Piloto que morreu em queda de avião em BH morava na Bahia

O piloto, Wellington de Oliveira Pereira, de 34 anos, tinha residência em Vitória da Conquista, no sudoeste da Bahia

Por Dinaldo dos Santos.

O piloto do avião de pequeno porte que caiu e atingiu um prédio residencial em Belo Horizonte, na tarde desta segunda-feira (4), tinha residência em Vitória da Conquista, no sudoeste da Bahia.
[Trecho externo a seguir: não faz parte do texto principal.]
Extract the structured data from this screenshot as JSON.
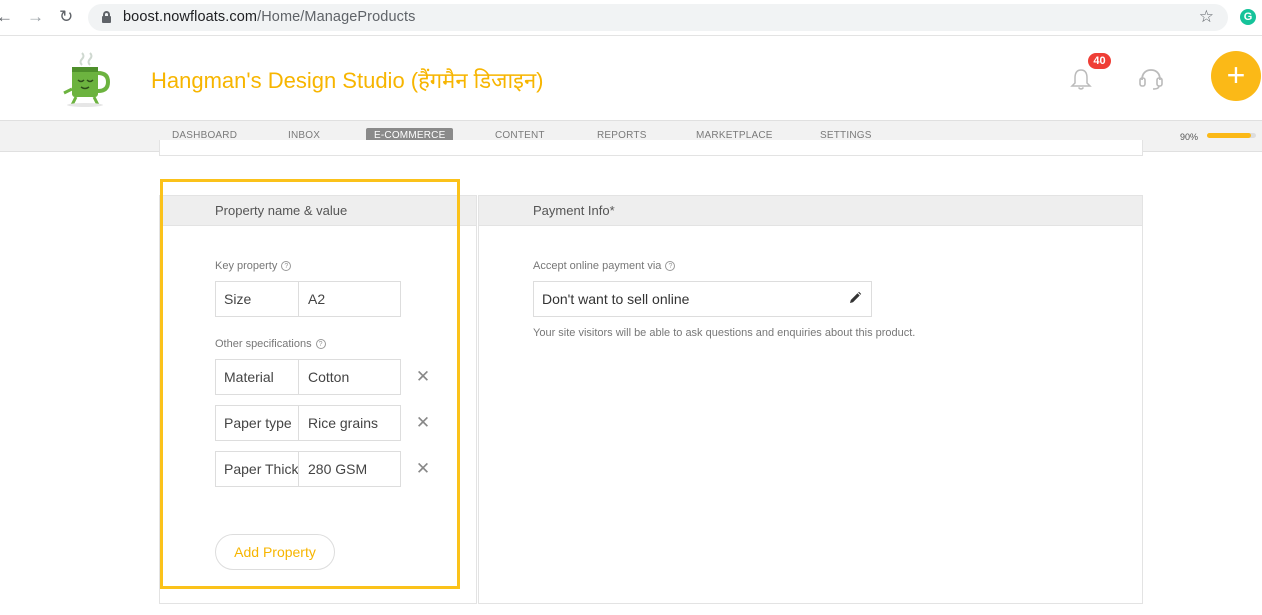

Wellington de Oliveira Pereira, de 34 anos, morreu no acidente.

Natural de Colorado, no norte do Paraná, o piloto comandava a aeronave no momento da queda, registrada no início da tarde. Segundo informações, ele mantinha endereço na cidade baiana.

Além de atuar como piloto, Wellington havia concluído o curso de instrutor de voo em 2023 e possuía aprovação da Agência Nacional de Aviação Civil (Anac), conforme indicado em suas redes sociais.

Piloto de avião, que morreu em acidente em BH, morava em Vitória da Conquista, na Bahia. Foto: Redes Sociais

Acidente aéreo mobiliza equipes e deixa vítimas graves

O grupo era formado por empresários do setor de tecnologia e sócios de uma empresa que atua na área de cartões e soluções digitais.

Antes do acidente, a aeronave havia saído de Teófilo Otoni, no Vale do Mucuri, com seis pessoas a bordo. Após uma parada em Belo Horizonte, duas pessoas desembarcaram e Hemerson embarcou. O avião seguiu viagem com cinco ocupantes.

Segundo o Corpo de Bombeiros, o piloto chegou a relatar dificuldades durante a decolagem da torre de controle. Poucos minutos depois, a aeronave perdeu altitude e atingiu a estrutura do prédio, colidindo entre o terceiro e o quarto andar, na área da caixa de escadas.

Apesar da gravidade do acidente, nenhum morador foi atingido. Todos foram evacuados a tempo. A queda ocorreu em uma rua próxima à Avenida Cristiano Machado, uma das principais vias da cidade.

O modelo EMB-721C é uma versão do avião agrícola convertido para transporte executivo, bastante utilizado no Brasil nas décadas de 1970 e 1980/Foto: Tv Globo O modelo EMB-721C é uma versão do avião agrícola convertido para transporte executivo, bastante utilizado no Brasil nas décadas de 1970 e 1980. Foto: TV Globo

A aeronave, modelo EMB-721C, fabricada em 1979, tinha capacidade para até cinco passageiros além do piloto. Segundo a Agência Nacional de Aviação Civil (Anac), o avião não possuía autorização para operar como táxi aéreo.

Equipes da Força Aérea Brasileira, por meio do Centro de Investigação e Prevenção de Acidentes Aeronáuticos (Cenipa), foram acionadas para investigar as causas da queda. A Polícia Civil de Minas Gerais também acompanha o caso.